Touted as a money-saver, some officials propose to allow local governments to post legal ads on their Web sites instead of in local "newspapers of record." That would seriously cloud the state's reputation as one of the country's leading proponents of open government.
- In a state known as a retirement mecca, Web-only notices would deny most residents over 65 access to meeting and other legal notices as more than 55 percent of those in that age demographic do not have internet access.
- In a state known for its growing diversity, Web-only notices would deny access to meeting and other legal notices to minority residents as an estimated one-third of residents in that demographic do not have internet access.
- For the rest of us, notices would no longer be available with our morning coffee or after-work respite. Not only would we have to navigate on-line sites, we would have to wend our way through multiple sites as each agency would have the ability to post to their own address. (Currently, most newspapers, including The Breeze, provide one-stop shopping for all published legal ads at floridapublicnotices.com/ for those who choose to read on-line.)

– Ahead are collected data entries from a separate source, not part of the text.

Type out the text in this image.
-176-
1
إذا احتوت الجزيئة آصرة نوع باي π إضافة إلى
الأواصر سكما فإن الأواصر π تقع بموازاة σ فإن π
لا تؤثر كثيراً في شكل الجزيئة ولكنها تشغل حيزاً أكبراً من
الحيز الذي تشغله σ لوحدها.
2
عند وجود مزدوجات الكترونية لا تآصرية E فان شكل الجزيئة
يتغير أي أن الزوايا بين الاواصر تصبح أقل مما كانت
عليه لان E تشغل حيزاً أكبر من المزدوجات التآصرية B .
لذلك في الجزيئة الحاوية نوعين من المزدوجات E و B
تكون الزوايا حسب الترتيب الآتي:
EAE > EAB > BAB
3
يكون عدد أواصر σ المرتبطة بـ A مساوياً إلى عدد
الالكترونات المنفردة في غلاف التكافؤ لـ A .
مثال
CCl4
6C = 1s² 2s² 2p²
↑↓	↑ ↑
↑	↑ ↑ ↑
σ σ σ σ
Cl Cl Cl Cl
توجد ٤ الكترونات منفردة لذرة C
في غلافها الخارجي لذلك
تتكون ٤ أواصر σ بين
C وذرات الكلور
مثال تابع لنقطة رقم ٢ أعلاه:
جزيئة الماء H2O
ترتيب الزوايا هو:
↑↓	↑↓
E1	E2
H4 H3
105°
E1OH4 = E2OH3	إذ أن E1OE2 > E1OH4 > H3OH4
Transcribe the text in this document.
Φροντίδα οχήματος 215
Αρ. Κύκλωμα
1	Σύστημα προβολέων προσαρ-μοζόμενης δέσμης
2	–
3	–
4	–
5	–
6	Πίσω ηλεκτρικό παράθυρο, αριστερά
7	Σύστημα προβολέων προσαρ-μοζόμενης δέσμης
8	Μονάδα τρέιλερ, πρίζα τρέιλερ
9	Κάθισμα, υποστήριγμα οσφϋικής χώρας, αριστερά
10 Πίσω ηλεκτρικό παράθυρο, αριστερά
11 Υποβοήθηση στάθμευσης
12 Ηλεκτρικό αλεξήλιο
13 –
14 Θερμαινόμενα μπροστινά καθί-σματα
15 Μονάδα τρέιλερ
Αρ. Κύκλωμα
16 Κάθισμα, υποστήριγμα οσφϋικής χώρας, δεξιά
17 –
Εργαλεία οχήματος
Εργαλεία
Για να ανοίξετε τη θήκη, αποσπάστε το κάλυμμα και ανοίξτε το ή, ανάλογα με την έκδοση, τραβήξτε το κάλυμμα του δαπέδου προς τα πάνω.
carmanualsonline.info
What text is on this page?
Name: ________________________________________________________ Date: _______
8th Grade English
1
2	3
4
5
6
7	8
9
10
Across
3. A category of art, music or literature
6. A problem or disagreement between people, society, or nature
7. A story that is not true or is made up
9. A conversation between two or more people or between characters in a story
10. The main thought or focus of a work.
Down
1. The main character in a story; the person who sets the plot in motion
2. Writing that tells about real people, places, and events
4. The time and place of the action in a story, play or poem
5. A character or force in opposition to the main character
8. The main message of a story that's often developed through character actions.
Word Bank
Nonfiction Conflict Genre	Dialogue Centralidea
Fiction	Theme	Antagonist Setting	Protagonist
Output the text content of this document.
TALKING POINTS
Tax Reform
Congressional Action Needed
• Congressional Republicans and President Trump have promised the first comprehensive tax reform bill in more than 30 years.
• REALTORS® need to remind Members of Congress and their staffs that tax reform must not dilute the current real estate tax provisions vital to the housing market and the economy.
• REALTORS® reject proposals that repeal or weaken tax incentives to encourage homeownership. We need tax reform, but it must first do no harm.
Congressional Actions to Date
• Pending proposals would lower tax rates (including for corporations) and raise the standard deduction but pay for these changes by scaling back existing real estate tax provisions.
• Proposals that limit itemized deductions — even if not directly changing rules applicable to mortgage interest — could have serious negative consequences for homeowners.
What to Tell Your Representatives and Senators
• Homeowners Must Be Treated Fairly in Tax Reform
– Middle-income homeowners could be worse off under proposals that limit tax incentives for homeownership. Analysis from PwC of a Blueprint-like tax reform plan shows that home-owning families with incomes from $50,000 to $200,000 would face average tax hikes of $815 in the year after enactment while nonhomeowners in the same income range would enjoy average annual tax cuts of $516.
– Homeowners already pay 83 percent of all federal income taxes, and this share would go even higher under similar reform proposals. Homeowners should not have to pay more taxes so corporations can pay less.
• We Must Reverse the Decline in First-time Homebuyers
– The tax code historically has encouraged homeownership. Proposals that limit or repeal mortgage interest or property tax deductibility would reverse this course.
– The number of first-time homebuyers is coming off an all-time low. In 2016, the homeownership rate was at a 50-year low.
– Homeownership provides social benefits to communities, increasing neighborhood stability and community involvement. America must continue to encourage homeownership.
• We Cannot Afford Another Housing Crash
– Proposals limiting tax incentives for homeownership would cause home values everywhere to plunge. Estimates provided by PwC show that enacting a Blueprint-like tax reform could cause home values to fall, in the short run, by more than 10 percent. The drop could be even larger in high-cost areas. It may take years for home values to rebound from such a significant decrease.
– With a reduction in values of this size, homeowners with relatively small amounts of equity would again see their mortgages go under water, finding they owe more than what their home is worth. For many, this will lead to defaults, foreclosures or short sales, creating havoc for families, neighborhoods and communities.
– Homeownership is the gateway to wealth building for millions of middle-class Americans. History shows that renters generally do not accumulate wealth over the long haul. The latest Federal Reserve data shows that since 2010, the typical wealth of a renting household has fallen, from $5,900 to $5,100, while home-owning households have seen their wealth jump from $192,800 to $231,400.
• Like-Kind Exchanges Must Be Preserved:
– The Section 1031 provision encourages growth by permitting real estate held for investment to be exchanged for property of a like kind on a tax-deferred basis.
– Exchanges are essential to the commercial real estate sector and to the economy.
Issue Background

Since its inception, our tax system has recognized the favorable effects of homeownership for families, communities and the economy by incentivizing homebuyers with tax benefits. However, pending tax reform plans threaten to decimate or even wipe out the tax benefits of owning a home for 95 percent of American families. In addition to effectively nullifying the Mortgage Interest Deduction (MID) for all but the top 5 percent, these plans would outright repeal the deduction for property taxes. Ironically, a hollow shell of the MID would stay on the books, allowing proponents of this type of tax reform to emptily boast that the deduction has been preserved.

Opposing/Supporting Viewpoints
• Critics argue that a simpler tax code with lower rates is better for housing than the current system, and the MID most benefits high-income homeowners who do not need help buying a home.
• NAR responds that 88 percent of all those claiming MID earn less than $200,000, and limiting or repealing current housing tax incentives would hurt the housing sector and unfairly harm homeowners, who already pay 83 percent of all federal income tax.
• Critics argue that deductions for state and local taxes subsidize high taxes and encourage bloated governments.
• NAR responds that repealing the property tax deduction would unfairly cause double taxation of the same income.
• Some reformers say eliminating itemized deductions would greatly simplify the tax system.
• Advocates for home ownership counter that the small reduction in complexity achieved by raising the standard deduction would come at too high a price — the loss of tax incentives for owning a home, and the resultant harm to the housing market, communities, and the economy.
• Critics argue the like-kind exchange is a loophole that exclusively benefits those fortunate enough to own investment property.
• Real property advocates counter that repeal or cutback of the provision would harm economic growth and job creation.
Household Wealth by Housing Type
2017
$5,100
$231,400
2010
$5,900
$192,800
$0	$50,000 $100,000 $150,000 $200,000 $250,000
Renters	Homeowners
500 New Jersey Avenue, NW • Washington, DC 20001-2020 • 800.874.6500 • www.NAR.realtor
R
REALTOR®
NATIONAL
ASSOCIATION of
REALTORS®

If you think newspapers have an agenda here, we do. That agenda is two fold:
We freely admit legal advertising is a revenue source. If legal ads go away, newspapers will take another hit in a down economy but we will do what we have done thus far: find alternative revenue sources and adjust our business models, routine private enterprise adaptations.
The second part of that agenda is our primary reason in opposition to this bad legislation. We, like virtually every newspaper across the state, avow a strong commitment to Government in the Sunshine - open meetings, access to public records, and ease in attaining both.
Taxpayers have a right - an unalienable right - to know when its elected and appointed boards are meeting, when they are planning changes that affect our property values and use of the land that we own, and when they are considering enactments affecting our pocketbooks.
We firmly believe that information should be easily accessible and readily available where the public is used to reading it. Ease of access is a primary reason Breeze Newspapers reprints all city legal advertising free in the Saturday Breeze.
We are as opposed to bury-the-access maneuvers for open meetings and other legal notices as we are to make-it-too-expensive machinations for public records.
Both allow government to cloak their actions, and neither should be allowed.
As Sunshine Sunday dawns this weekend, we ask the public to remain vigilant and to not allow our state legislature to give with one hand and take away with the other.
Government in the Sunshine is a worthy goal. Let's all do our part to make sure "open government" is actually open.